Yes, I agree with that. It's more of a question of when and what.
@meiersi-da I don't know the party upfront. When I allocate the party, I allocate it with a hint, but then I get a party identifier back. The identifier contains the key fingerprint of the node which is not accessible via ledger Api. Of course, I could add persistence to the app and store that party identifier, and never hit the list parties end-point. However, instead of working around issues I was looking for a proper way to fix the issue.
Thanks for the explanation. In that case, I'd recommend using the UserManagementService
to store the stable-identifier-to-party-mapping. I'm thinking about the following steps:
User { userId: "your-fixed-id" primary_party: "<pid>" }
GetUser { userId: "your-fixed-id" }
to get ahold of the primary party for the user of interest.

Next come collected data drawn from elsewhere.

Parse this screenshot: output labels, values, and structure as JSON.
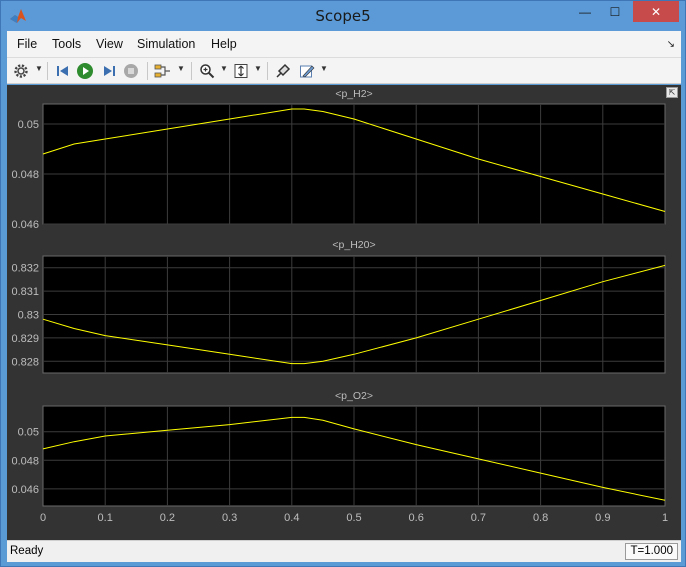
{
  "window": {
    "title": "Scope5",
    "minimize_glyph": "—",
    "maximize_glyph": "☐",
    "close_glyph": "✕"
  },
  "menu": {
    "items": [
      "File",
      "Tools",
      "View",
      "Simulation",
      "Help"
    ],
    "corner_glyph": "↘"
  },
  "toolbar": {
    "icons": [
      "gear-icon",
      "step-back-icon",
      "run-icon",
      "step-forward-icon",
      "stop-icon",
      "signal-selector-icon",
      "zoom-icon",
      "autoscale-icon",
      "highlight-icon",
      "style-icon"
    ]
  },
  "colors": {
    "plot_background": "#000000",
    "trace": "#ffff00",
    "grid": "#3c3c3c",
    "frame_background": "#333333",
    "label": "#bdbdbd"
  },
  "chart_data": [
    {
      "type": "line",
      "title": "<p_H2>",
      "xlim": [
        0,
        1
      ],
      "ylim": [
        0.046,
        0.0508
      ],
      "yticks": [
        0.046,
        0.048,
        0.05
      ],
      "ytick_labels": [
        "0.046",
        "0.048",
        "0.05"
      ],
      "show_xticks": false,
      "grid": true,
      "x": [
        0,
        0.05,
        0.1,
        0.2,
        0.3,
        0.4,
        0.42,
        0.45,
        0.5,
        0.6,
        0.7,
        0.8,
        0.9,
        1.0
      ],
      "y": [
        0.0488,
        0.0492,
        0.0494,
        0.0498,
        0.0502,
        0.0506,
        0.0506,
        0.0505,
        0.0502,
        0.0494,
        0.0486,
        0.0479,
        0.0472,
        0.0465
      ]
    },
    {
      "type": "line",
      "title": "<p_H20>",
      "xlim": [
        0,
        1
      ],
      "ylim": [
        0.8275,
        0.8325
      ],
      "yticks": [
        0.828,
        0.829,
        0.83,
        0.831,
        0.832
      ],
      "ytick_labels": [
        "0.828",
        "0.829",
        "0.83",
        "0.831",
        "0.832"
      ],
      "show_xticks": false,
      "grid": true,
      "x": [
        0,
        0.05,
        0.1,
        0.2,
        0.3,
        0.4,
        0.42,
        0.45,
        0.5,
        0.6,
        0.7,
        0.8,
        0.9,
        1.0
      ],
      "y": [
        0.8298,
        0.8294,
        0.8291,
        0.8287,
        0.8283,
        0.8279,
        0.8279,
        0.828,
        0.8283,
        0.829,
        0.8298,
        0.8306,
        0.8314,
        0.8321
      ]
    },
    {
      "type": "line",
      "title": "<p_O2>",
      "xlim": [
        0,
        1
      ],
      "ylim": [
        0.0448,
        0.0518
      ],
      "yticks": [
        0.046,
        0.048,
        0.05
      ],
      "ytick_labels": [
        "0.046",
        "0.048",
        "0.05"
      ],
      "show_xticks": true,
      "xticks": [
        0,
        0.1,
        0.2,
        0.3,
        0.4,
        0.5,
        0.6,
        0.7,
        0.8,
        0.9,
        1
      ],
      "xtick_labels": [
        "0",
        "0.1",
        "0.2",
        "0.3",
        "0.4",
        "0.5",
        "0.6",
        "0.7",
        "0.8",
        "0.9",
        "1"
      ],
      "grid": true,
      "x": [
        0,
        0.05,
        0.1,
        0.2,
        0.3,
        0.4,
        0.42,
        0.45,
        0.5,
        0.6,
        0.7,
        0.8,
        0.9,
        1.0
      ],
      "y": [
        0.0488,
        0.0493,
        0.0497,
        0.0501,
        0.0505,
        0.051,
        0.051,
        0.0508,
        0.0502,
        0.0491,
        0.0481,
        0.0471,
        0.0461,
        0.0452
      ]
    }
  ],
  "status": {
    "text": "Ready",
    "time": "T=1.000"
  }
}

A large number of parties onboarded onto any ledger will eventually cause clients that list the universe of parties to receive this lovely error (with the max size of course highly dependent on the number of parties):
The right solution is to probably change the
ListKnownParties
call to return astream
ofListKnownPartiesResponse
instead of a single object, and to chunk up the responses:https://github.com/digital-asset/daml/blob/11e5dd37e730156b97748d67914b5e3f14a48625/ledger-api/grpc-definitions/com/daml/ledger/api/v1/admin/party_management_service.proto#L38-L44
With the current API design, this endpoint will only ever return more data over time, and raising this limit globally, forever doesn't seem like a good idea.